I guess this is kind of an advanced meal, but if you take it one thing at a time, it is very doable. And very delicious. I love make a few different fillings and giving people options.
Obviously, this isn’t the healthiest brunch ever, but if made correctly, I think it is worth every calorie.
So, make the bloody mary’s from scratch. It is very doable. Once you have some liquid courage, give the benedicts a shot. Honestly, even if you don’t get it perfect, it will still be better than most that you find in a restaurant these days.
About MacheesmoRead More
Hello! My name is Nick Evans and I write and manage Macheesmo. I started Macheesmo 11 years ago when I was just learning my way around the kitchen. I love to cook and love everything food-related, but I have no formal training. These days I focus on fast, accessible recipes with the occasional “reach” recipe!
I’ve posted almost 2,000 recipes on Macheesmo. For each one, I do my best to give full explanations of what I did and tips on what I’d do differently next time. I’ll bring up the tricky parts and the easy parts.
I hope you can find something and cook something!
10 Responses to “A Bloody Benedict Brunch” Leave a comment
You are talking my language! Bloody Marys and eggs benedict are two of my favorite things! I am emailing this to myself immediately. And I completely agree that most bloody mary mixes just don't cut it.
My husband and I went to the Twin Cities, MN this past weekend and went had a great brunch. Jesse got crab cake benedict. It was an english muffin, tomato, the crab cake, egg and then hollandaise sauce. It was amazing!!
On the bloody Mary tip, I like to get some vodka and then pepper it.
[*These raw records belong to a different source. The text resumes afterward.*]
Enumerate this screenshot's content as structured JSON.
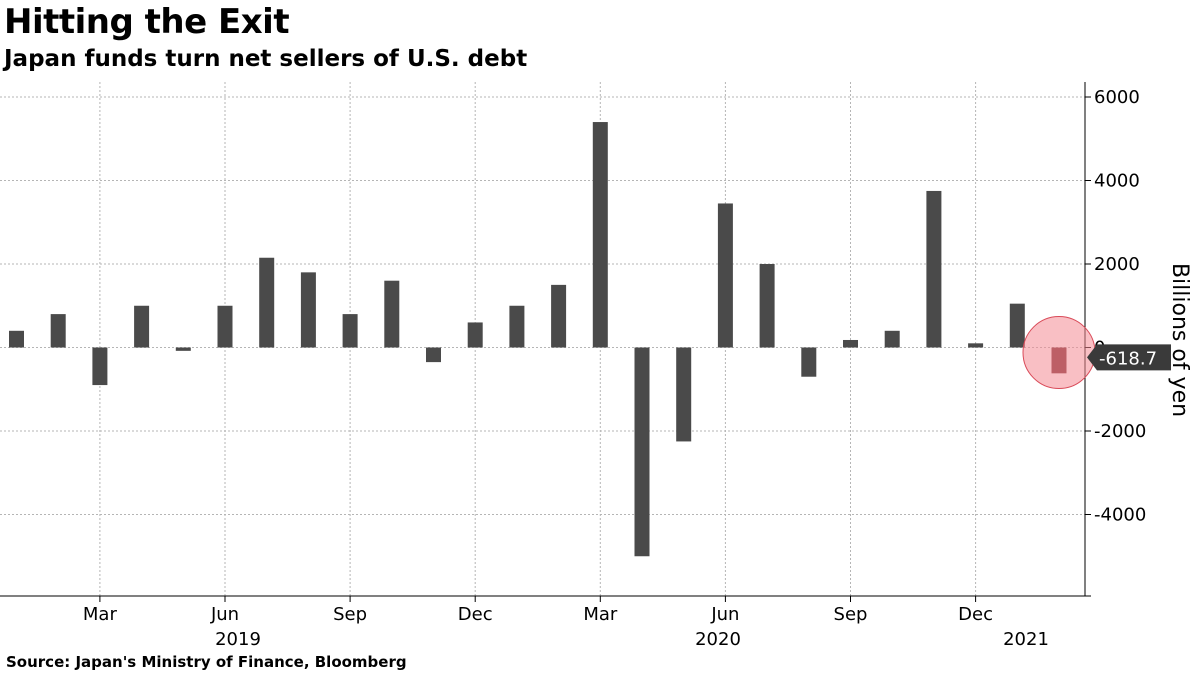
{
  "title": "Hitting the Exit",
  "subtitle": "Japan funds turn net sellers of U.S. debt",
  "source": "Source: Japan's Ministry of Finance, Bloomberg",
  "colors": {
    "bar": "#4a4a4a",
    "highlight_bar": "#7a2a30",
    "highlight_circle": "#f48a93",
    "grid": "#b5b5b5",
    "callout_bg": "#3a3a3a"
  },
  "chart_data": {
    "type": "bar",
    "title": "Hitting the Exit",
    "subtitle": "Japan funds turn net sellers of U.S. debt",
    "ylabel": "Billions of yen",
    "xlabel": "",
    "ylim": [
      -5900,
      6300
    ],
    "yticks": [
      6000,
      4000,
      2000,
      0,
      -2000,
      -4000
    ],
    "grid": true,
    "categories": [
      "2019-01",
      "2019-02",
      "2019-03",
      "2019-04",
      "2019-05",
      "2019-06",
      "2019-07",
      "2019-08",
      "2019-09",
      "2019-10",
      "2019-11",
      "2019-12",
      "2020-01",
      "2020-02",
      "2020-03",
      "2020-04",
      "2020-05",
      "2020-06",
      "2020-07",
      "2020-08",
      "2020-09",
      "2020-10",
      "2020-11",
      "2020-12",
      "2021-01",
      "2021-02"
    ],
    "values": [
      400,
      800,
      -900,
      1000,
      -80,
      1000,
      2150,
      1800,
      800,
      1600,
      -350,
      600,
      1000,
      1500,
      5400,
      -5000,
      -2250,
      3450,
      2000,
      -700,
      180,
      400,
      3750,
      100,
      1050,
      -618.7
    ],
    "month_ticks": [
      "Mar",
      "Jun",
      "Sep",
      "Dec",
      "Mar",
      "Jun",
      "Sep",
      "Dec"
    ],
    "year_labels": [
      "2019",
      "2020",
      "2021"
    ],
    "highlight": {
      "category": "2021-02",
      "label": "-618.7"
    }
  }
}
Usually a jalapeno or two halved, a pablano halved and a habenero I don't open it, just cut off the stem. You could cut it in half to if you're adventurous. Put it all in a sealed jar, mine was a big mason jar. Then let it sit for a week or so, or even longer if you desire. Turned out great, and made great Bloody Mary's. I also like to use Clamato Juice as well.
Nothing like a good bloody Mary.
Oh yea. The crab cake benedict is really popular here in DC as well. I love that variation.
I've been meaning to infuse some vodka… habenero vodka sounds ridiculous.
Thanks for the comments everyone.
and this is "eggactly" why I love your blog so much is for your brunch stuff!
I love the photos. Sitting here at work contemplating menu ideas for brunch tomorrow, and your post inspired me: Bloody Eggs Benedict. Basically, take the components for the bloody marie, and add them to a Bearnaise sauce for the poached eggs. Kind of like a sauce Choron, but with a kick to it.
I am a long time lurker here, and I just want to pipe up and say, very nice work. If you can inspire me, then that is something!
Yeah! I'm really looking forward to hosting a brunch soon since I eat brunch for dinner most nights anyway, and love making it far more than any dinner I can think of. The bloody mary route is a wise one. Although, I'm more of a froufrou mimosa girl m'self.
Okay, now I want some of that goodness for brunch tomorrow. We'll be by at 11:30 AM – be ready for us :)
What a great idea to squirt a little Sriracha into the Bloody Mary. I'd squirt a few on the eggs, too, only because I like a little kick to my eggs.
Wow this sounds perfect for Sunday brunch. I love hot sauce. I need to add it to more of my cooking.
I love your site it really helps me to learn how to do food I wouldnt normally be able to do at home.